Excerpt from fund manager John Hussman's weekly essay on the U.S. market (11/19/07):

As Jim Stack of Investech recently noted, a market drop of even the recent -7.1% following a third discount rate cut has happened only 3 times in the past 80 years: February 1930, July 1982, and March 2001. In each case, the economy was already in recession (or worse).

Those are not the kind of odds that make one feel comfortable in today's uncharted waters. I should add that while the 1982 instance was different than the others (in that it was followed by very strong market returns), this is because the S&P 500 price/peak earnings multiple in July 1982 was already less than 7....

The level of my concern should (and is intended to) strike long-time readers of these comments as unusually high... there are occasionally situations where the set of conditions becomes so extreme that we observe them only before significant shocks. In the past few months, I've emphasized two such "Aunt Minnies" - one related to stock market risk, and one related to recession risk. Accordingly, I've used the term "warning" in recent weeks, which I don't take lightly.

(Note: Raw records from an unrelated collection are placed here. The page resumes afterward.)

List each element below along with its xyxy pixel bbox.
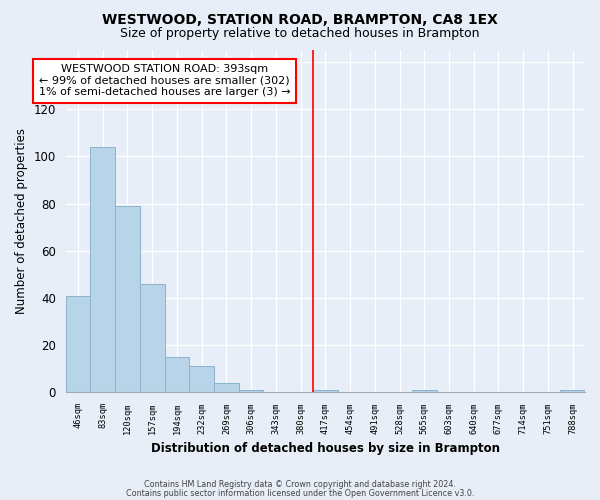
- Bar: [214, 383, 239, 392]
- Text: WESTWOOD, STATION ROAD, BRAMPTON, CA8 1EX: WESTWOOD, STATION ROAD, BRAMPTON, CA8 1E…: [102, 12, 498, 26]
- Bar: [190, 366, 214, 392]
- Bar: [115, 206, 140, 392]
- Text: Contains public sector information licensed under the Open Government Licence v3: Contains public sector information licen…: [126, 488, 474, 498]
- Bar: [91, 147, 115, 392]
- Bar: [313, 390, 338, 392]
- Y-axis label: Number of detached properties: Number of detached properties: [15, 128, 28, 314]
- Bar: [560, 390, 585, 392]
- Bar: [239, 390, 263, 392]
- Text: Contains HM Land Registry data © Crown copyright and database right 2024.: Contains HM Land Registry data © Crown c…: [144, 480, 456, 489]
- Bar: [164, 357, 190, 392]
- Bar: [65, 296, 91, 392]
- Bar: [412, 390, 437, 392]
- Bar: [140, 284, 164, 393]
- Text: WESTWOOD STATION ROAD: 393sqm
← 99% of detached houses are smaller (302)
1% of s: WESTWOOD STATION ROAD: 393sqm ← 99% of d…: [39, 64, 290, 98]
- X-axis label: Distribution of detached houses by size in Brampton: Distribution of detached houses by size …: [151, 442, 500, 455]
- Text: Size of property relative to detached houses in Brampton: Size of property relative to detached ho…: [120, 28, 480, 40]
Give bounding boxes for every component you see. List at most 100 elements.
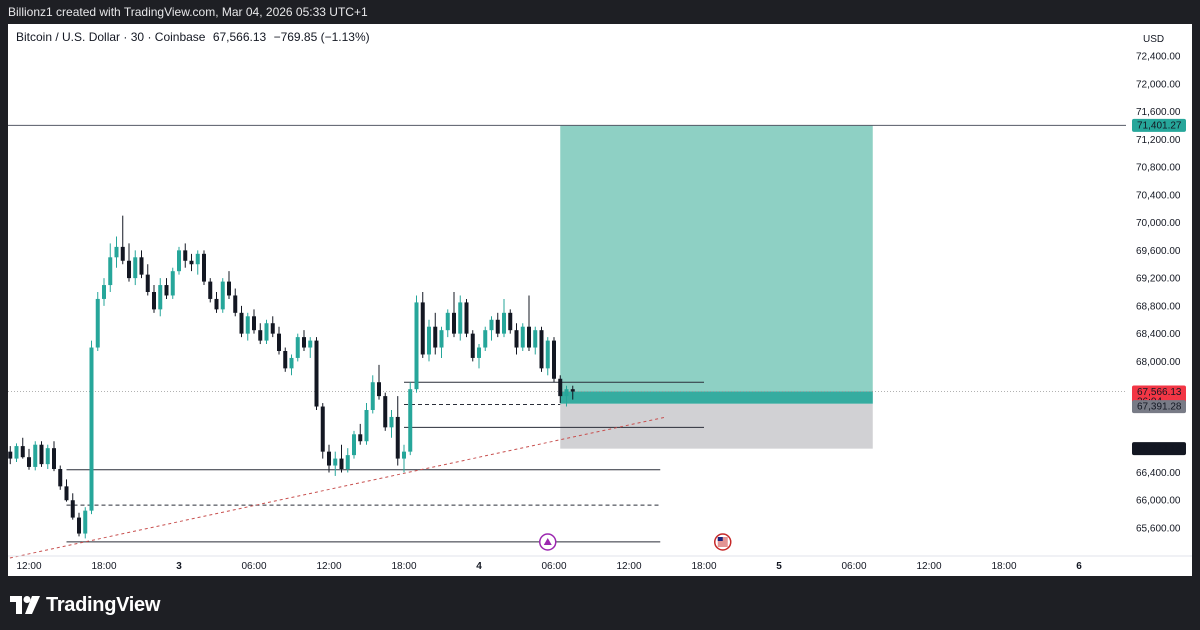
candle[interactable]	[252, 309, 256, 334]
candle[interactable]	[289, 354, 294, 376]
candle[interactable]	[208, 278, 213, 303]
candle[interactable]	[439, 326, 444, 358]
candle[interactable]	[33, 441, 38, 471]
candle[interactable]	[8, 446, 13, 465]
candle[interactable]	[52, 441, 56, 472]
candle[interactable]	[545, 337, 550, 376]
candle[interactable]	[295, 333, 300, 362]
candle[interactable]	[152, 285, 156, 313]
candle[interactable]	[420, 292, 425, 358]
candle[interactable]	[327, 444, 331, 473]
candle[interactable]	[233, 288, 238, 317]
candle[interactable]	[533, 326, 538, 355]
candle[interactable]	[183, 243, 188, 268]
candle[interactable]	[164, 278, 169, 299]
candle[interactable]	[352, 430, 356, 459]
candle[interactable]	[39, 441, 44, 467]
candle[interactable]	[314, 337, 319, 410]
candle[interactable]	[89, 340, 94, 515]
candle[interactable]	[320, 403, 325, 459]
candle[interactable]	[27, 448, 31, 470]
candle[interactable]	[527, 295, 531, 351]
candle[interactable]	[508, 309, 513, 334]
chart-frame[interactable]: 72,400.00 72,000.00 71,600.00 71,200.00 70,8…	[8, 24, 1192, 576]
candle[interactable]	[133, 250, 138, 286]
candle[interactable]	[64, 479, 69, 502]
crypto-event-icon[interactable]	[539, 533, 557, 551]
candle[interactable]	[45, 444, 50, 469]
candle[interactable]	[433, 312, 438, 355]
candle[interactable]	[464, 298, 469, 338]
candle[interactable]	[339, 444, 344, 473]
loss-zone[interactable]	[560, 403, 873, 449]
candle[interactable]	[452, 292, 456, 338]
candle[interactable]	[145, 264, 150, 296]
candle[interactable]	[283, 347, 288, 372]
candle[interactable]	[277, 326, 281, 355]
candle[interactable]	[302, 330, 306, 351]
candle[interactable]	[20, 437, 25, 459]
candle[interactable]	[495, 312, 500, 338]
candle[interactable]	[414, 295, 419, 393]
candle[interactable]	[477, 344, 481, 369]
candle[interactable]	[95, 292, 100, 351]
us-flag-icon[interactable]	[714, 533, 732, 551]
candle[interactable]	[58, 465, 63, 490]
candle[interactable]	[83, 507, 88, 539]
candle[interactable]	[395, 396, 400, 466]
symbol-name[interactable]: Bitcoin / U.S. Dollar	[16, 30, 121, 44]
candle[interactable]	[245, 312, 250, 341]
candle[interactable]	[408, 382, 413, 456]
candle[interactable]	[120, 215, 125, 265]
candle[interactable]	[389, 410, 394, 438]
price-chart[interactable]: 72,400.00 72,000.00 71,600.00 71,200.00 70,8…	[8, 24, 1192, 576]
candle[interactable]	[333, 451, 338, 476]
candle[interactable]	[502, 298, 506, 338]
candle[interactable]	[445, 309, 450, 338]
candle[interactable]	[552, 337, 556, 383]
candle[interactable]	[427, 319, 431, 362]
candle[interactable]	[402, 444, 406, 473]
candle[interactable]	[514, 323, 519, 355]
candle[interactable]	[270, 316, 275, 338]
candle[interactable]	[114, 236, 119, 268]
symbol-exchange[interactable]: Coinbase	[154, 30, 206, 44]
candle[interactable]	[377, 364, 381, 400]
currency-label[interactable]: USD	[1143, 34, 1164, 45]
candle[interactable]	[108, 243, 113, 292]
trendline[interactable]	[8, 416, 667, 559]
candle[interactable]	[170, 267, 175, 299]
candle[interactable]	[470, 330, 475, 362]
candle[interactable]	[308, 337, 313, 358]
candle[interactable]	[458, 295, 463, 341]
candle[interactable]	[539, 326, 544, 372]
candle[interactable]	[483, 326, 488, 351]
candle[interactable]	[220, 278, 225, 313]
candle[interactable]	[358, 423, 363, 445]
candle[interactable]	[370, 375, 375, 414]
candle[interactable]	[564, 385, 569, 407]
candle[interactable]	[77, 512, 81, 537]
candle[interactable]	[195, 250, 200, 275]
candle[interactable]	[364, 403, 369, 445]
candle[interactable]	[202, 250, 206, 286]
candle[interactable]	[227, 271, 231, 299]
candle[interactable]	[127, 243, 131, 282]
candle[interactable]	[264, 319, 269, 345]
candle[interactable]	[14, 443, 19, 463]
candle[interactable]	[102, 278, 106, 306]
candle[interactable]	[158, 278, 163, 317]
candle[interactable]	[383, 392, 388, 431]
symbol-interval[interactable]: 30	[130, 30, 145, 44]
profit-zone[interactable]	[560, 125, 873, 404]
candle[interactable]	[520, 323, 525, 351]
candle[interactable]	[570, 385, 575, 400]
candle[interactable]	[558, 375, 563, 404]
candle[interactable]	[189, 253, 194, 272]
candle[interactable]	[70, 493, 75, 520]
candle[interactable]	[258, 323, 263, 345]
candle[interactable]	[139, 250, 144, 279]
candle[interactable]	[239, 305, 244, 338]
candle[interactable]	[177, 246, 181, 275]
candle[interactable]	[489, 316, 494, 341]
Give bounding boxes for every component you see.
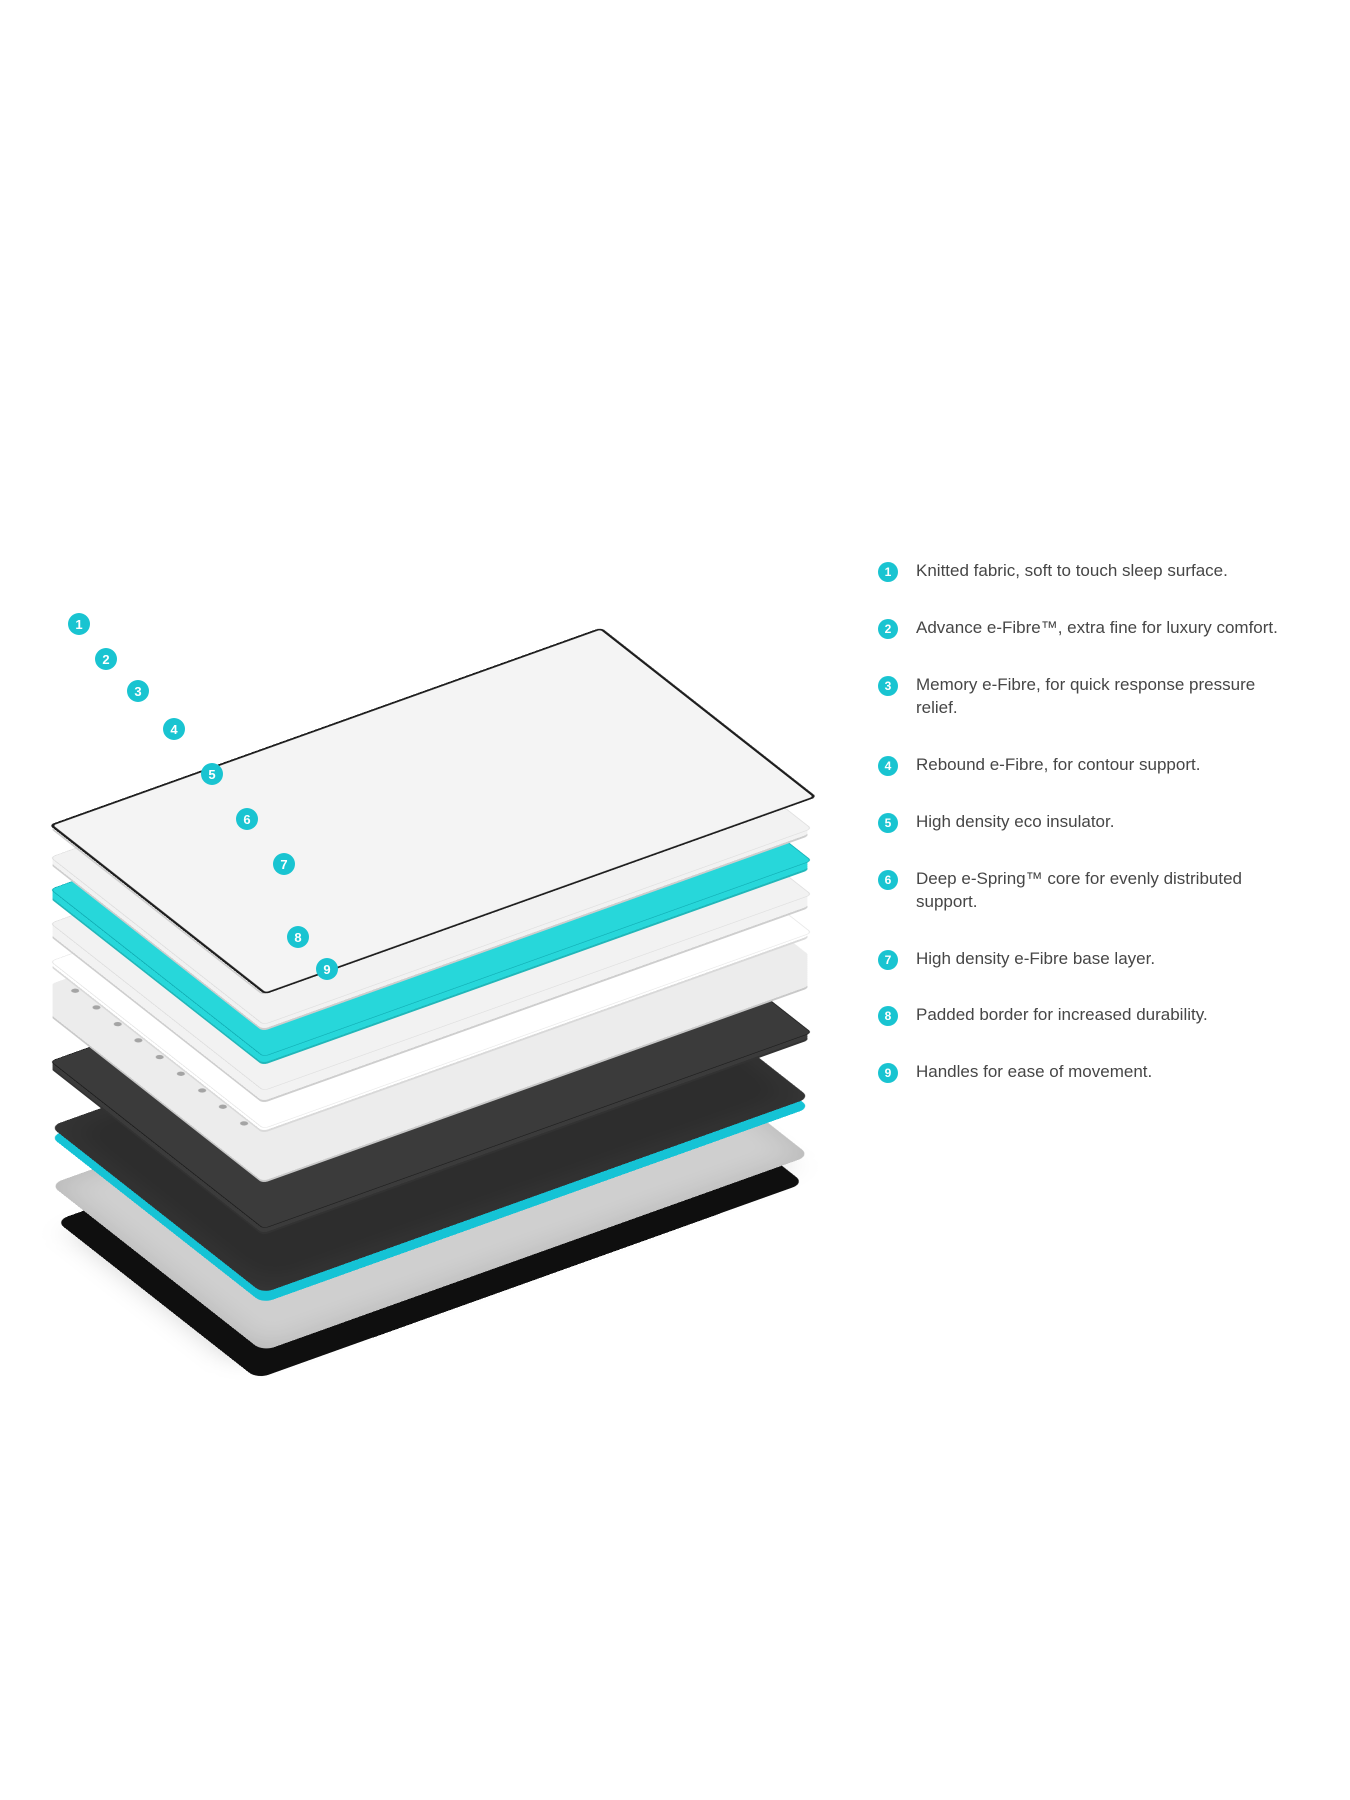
- legend-item: 8 Padded border for increased durability.: [878, 1004, 1278, 1027]
- legend-item: 1 Knitted fabric, soft to touch sleep sur…: [878, 560, 1278, 583]
- legend-badge: 6: [878, 870, 898, 890]
- legend-badge: 3: [878, 676, 898, 696]
- legend-badge: 7: [878, 950, 898, 970]
- legend-badge: 9: [878, 1063, 898, 1083]
- diagram-marker-5: 5: [201, 763, 223, 785]
- legend-text: Knitted fabric, soft to touch sleep surf…: [916, 560, 1228, 583]
- exploded-diagram: [55, 580, 875, 1220]
- legend-text: High density e-Fibre base layer.: [916, 948, 1155, 971]
- legend-item: 5 High density eco insulator.: [878, 811, 1278, 834]
- diagram-marker-9: 9: [316, 958, 338, 980]
- legend-badge: 5: [878, 813, 898, 833]
- legend-text: Advance e-Fibre™, extra fine for luxury …: [916, 617, 1278, 640]
- legend-badge: 2: [878, 619, 898, 639]
- legend-badge: 4: [878, 756, 898, 776]
- legend-item: 9 Handles for ease of movement.: [878, 1061, 1278, 1084]
- diagram-marker-6: 6: [236, 808, 258, 830]
- legend-item: 7 High density e-Fibre base layer.: [878, 948, 1278, 971]
- legend-item: 4 Rebound e-Fibre, for contour support.: [878, 754, 1278, 777]
- diagram-marker-2: 2: [95, 648, 117, 670]
- legend-item: 6 Deep e-Spring™ core for evenly distribu…: [878, 868, 1278, 914]
- legend-text: Deep e-Spring™ core for evenly distribut…: [916, 868, 1278, 914]
- legend-text: Rebound e-Fibre, for contour support.: [916, 754, 1200, 777]
- diagram-marker-3: 3: [127, 680, 149, 702]
- legend-item: 2 Advance e-Fibre™, extra fine for luxury…: [878, 617, 1278, 640]
- diagram-marker-1: 1: [68, 613, 90, 635]
- legend-text: Memory e-Fibre, for quick response press…: [916, 674, 1278, 720]
- legend-text: Padded border for increased durability.: [916, 1004, 1208, 1027]
- legend: 1 Knitted fabric, soft to touch sleep sur…: [878, 560, 1278, 1118]
- diagram-marker-7: 7: [273, 853, 295, 875]
- legend-badge: 1: [878, 562, 898, 582]
- legend-item: 3 Memory e-Fibre, for quick response pres…: [878, 674, 1278, 720]
- legend-text: Handles for ease of movement.: [916, 1061, 1152, 1084]
- legend-text: High density eco insulator.: [916, 811, 1114, 834]
- legend-badge: 8: [878, 1006, 898, 1026]
- diagram-marker-8: 8: [287, 926, 309, 948]
- diagram-marker-4: 4: [163, 718, 185, 740]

A Who's Who of Awful Times to Invest

Expecting A Recession

In short, the financial markets are at a critical point. It's possible that investors will somehow adopt a fresh willingness to speculate, but my impression is that in the weeks ahead, investors will be forced to recognize that recession risk has tipped. That's not to say that this realization will produce one-way market movements. Seasonal factors tend to buoy the market a few trading days before holidays and a few days around the turn of each month, and as I noted last week, oversold conditions lend themselves to "periodic short squeezes and spectacular but short-lived rebounds"...

So we will almost certainly observe advances driven by investors frantic to "buy the dip" and "catch the rebound." Overall, however, the return/risk profile on both stocks and the economy as a whole appear increasingly lopsided toward bad outcomes.